Em depoimento prestado ainda na fase policial, o idoso afirmou que foi levado ao banco por pessoas ligadas à instituição e que assinou documentos acreditando se tratar de questões relacionadas à aposentadoria. Posteriormente, teria descoberto que se tratava de um empréstimo contratado em seu nome.

O processo também traz relatos do sobrinho da vítima,  que afirmou ter tomado conhecimento do empréstimo apenas após o fechamento da instituição. Segundo os autos, ele procurou informações junto à administração da Casa e posteriormente buscou auxílio no banco para bloquear cartões e entender a origem da dívida.

Outro detalhe citado na sentença é que houve informação de tentativa de acordo envolvendo restituição de valores ao sobrinho da vítima. O próprio relatório do CREAS menciona que, em determinado momento, houve tratativas para que o valor descontado da aposentadoria fosse devolvido mensalmente.

A Justiça também observou que não ficou totalmente esclarecido no processo quem seriam todos os sucessores legais do idoso após sua morte, além da existência de notícia de que parte do prejuízo poderia já ter sido restituída ao sobrinho. Por isso, o pedido de indenização financeira feito pelo Ministério Público acabou rejeitado na sentença.

Durante o processo, a mulher negou as acusações. A defesa alegou que já existiriam empréstimos anteriores vinculados ao idoso e sustentou que terceiros poderiam ter realizado a operação financeira. Também afirmou que ela não teria participado diretamente da contratação do empréstimo.

Apesar disso, a magistrada entendeu que o conjunto de provas documentais, bancárias e testemunhais demonstrava que a acusada tinha acesso aos documentos do idoso, conhecimento sobre o empréstimo e responsabilidade sobre a instituição no período investigado.
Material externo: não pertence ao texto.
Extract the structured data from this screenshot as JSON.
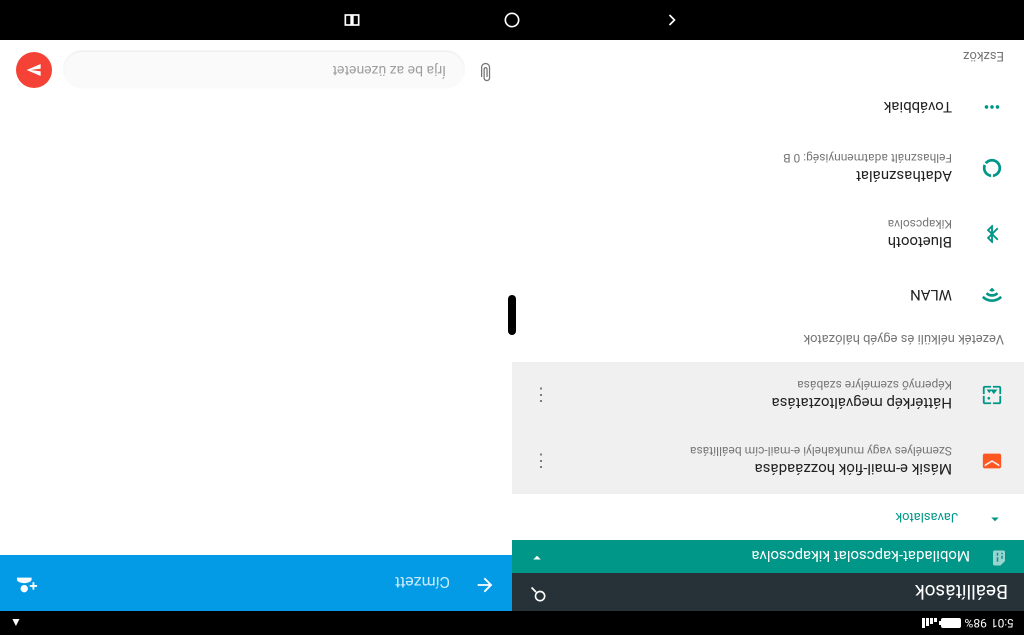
{
  "status": {
    "time": "5:01",
    "battery": "98%",
    "cast_icon": "▲"
  },
  "settings": {
    "title": "Beállítások",
    "banner": "Mobiladat-kapcsolat kikapcsolva",
    "suggestions_label": "Javaslatok",
    "suggestions": [
      {
        "title": "Másik e-mail-fiók hozzáadása",
        "subtitle": "Személyes vagy munkahelyi e-mail-cím beállítása"
      },
      {
        "title": "Háttérkép megváltoztatása",
        "subtitle": "Képernyő személyre szabása"
      }
    ],
    "section_wireless": "Vezeték nélküli és egyéb hálózatok",
    "items": [
      {
        "title": "WLAN",
        "subtitle": ""
      },
      {
        "title": "Bluetooth",
        "subtitle": "Kikapcsolva"
      },
      {
        "title": "Adathasználat",
        "subtitle": "Felhasznált adatmennyiség: 0 B"
      },
      {
        "title": "Továbbiak",
        "subtitle": ""
      }
    ],
    "section_device": "Eszköz"
  },
  "messaging": {
    "recipient_placeholder": "Címzett",
    "compose_placeholder": "Írja be az üzenetet"
  }
}
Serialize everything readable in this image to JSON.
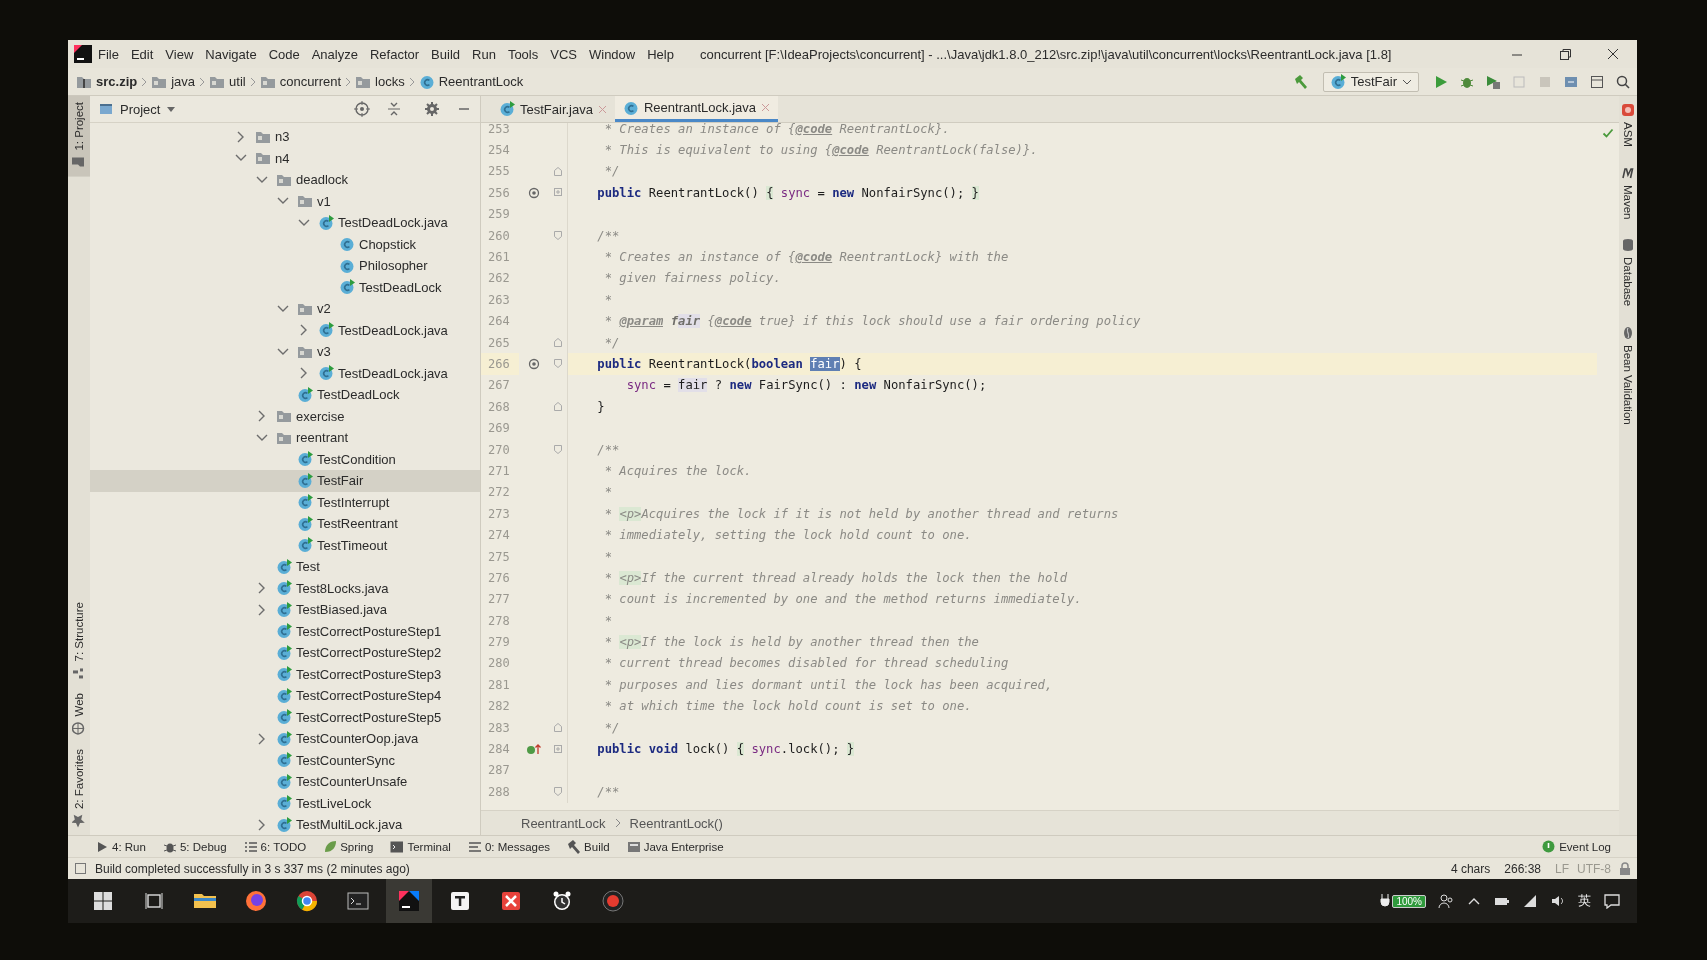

Ao final, a mulher foi condenada pelo crime previsto no artigo 102 do Estatuto do Idoso, relacionado à apropriação ou desvio de bens e rendimentos de pessoa idosa. A pena aplicada foi de um ano de reclusão em regime aberto e dez dias-multa, sendo posteriormente substituída por pena restritiva de direitos.

A sentença ainda permite recurso, e a acusada poderá responder em liberdade até eventual decisão definitiva do Tribunal de Justiça.